Data retention, usage policies, and training opt-in/opt-out settings are controlled by your agreement with your chosen AI provider. We have no control over how your selected AI provider handles the data once transmitted.
We recommend reviewing your AI provider’s data processing agreement and privacy policy to understand their data handling practices.
Infrastructure and service providers
We use infrastructure and service providers (e.g., cloud hosting, database, Redis, observability tools) to operate the service. These providers act as sub-processors under appropriate data protection terms.
A current list of infrastructure sub-processors is available upon request at support@indesk.ai.
We do not sell personal data.
Security
Data in transit is protected with HTTPS/TLS.
Sensitive credentials (e.g., OAuth tokens) are encrypted at rest.
Access controls, least-privilege, and tenant isolation are enforced.
We regularly monitor, patch, and improve the security of our systems.
International data transfers
Our infrastructure may operate across multiple regions. Where data crosses borders, we implement appropriate safeguards.
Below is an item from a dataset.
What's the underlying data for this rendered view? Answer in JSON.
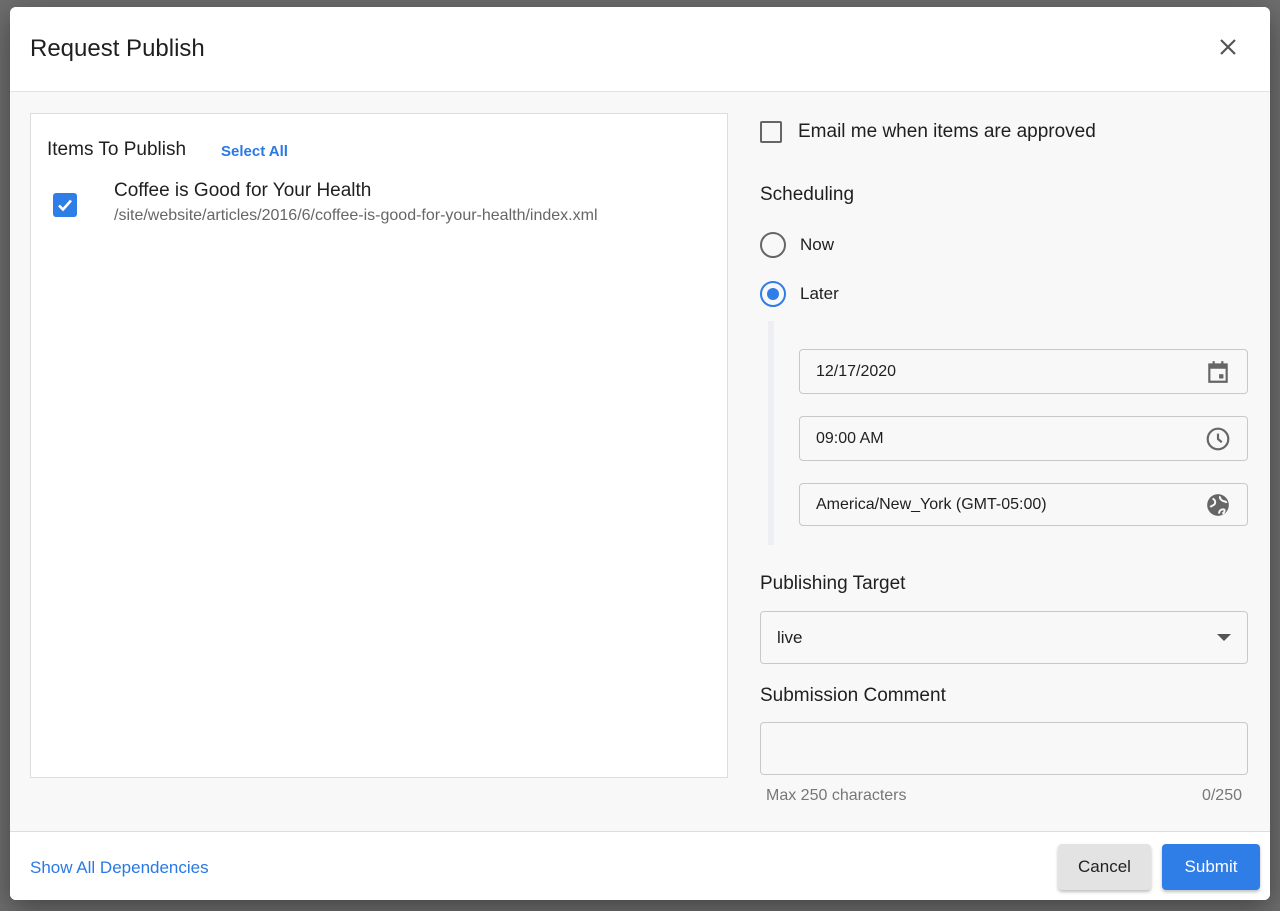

If you require details about data residency or transfer mechanisms, contact us.
8. Your rights and choices
Depending on your jurisdiction, you may have rights regarding access, correction, deletion, restriction, portability, or objection.
End-user data from Zendesk is typically controlled by your organization as the Zendesk account owner. Requests from end-users should be initiated through your organization.
To exercise rights or make inquiries, contact support@indesk.ai
9. Children’s data
The service is not directed to children and we do not knowingly collect children’s personal data.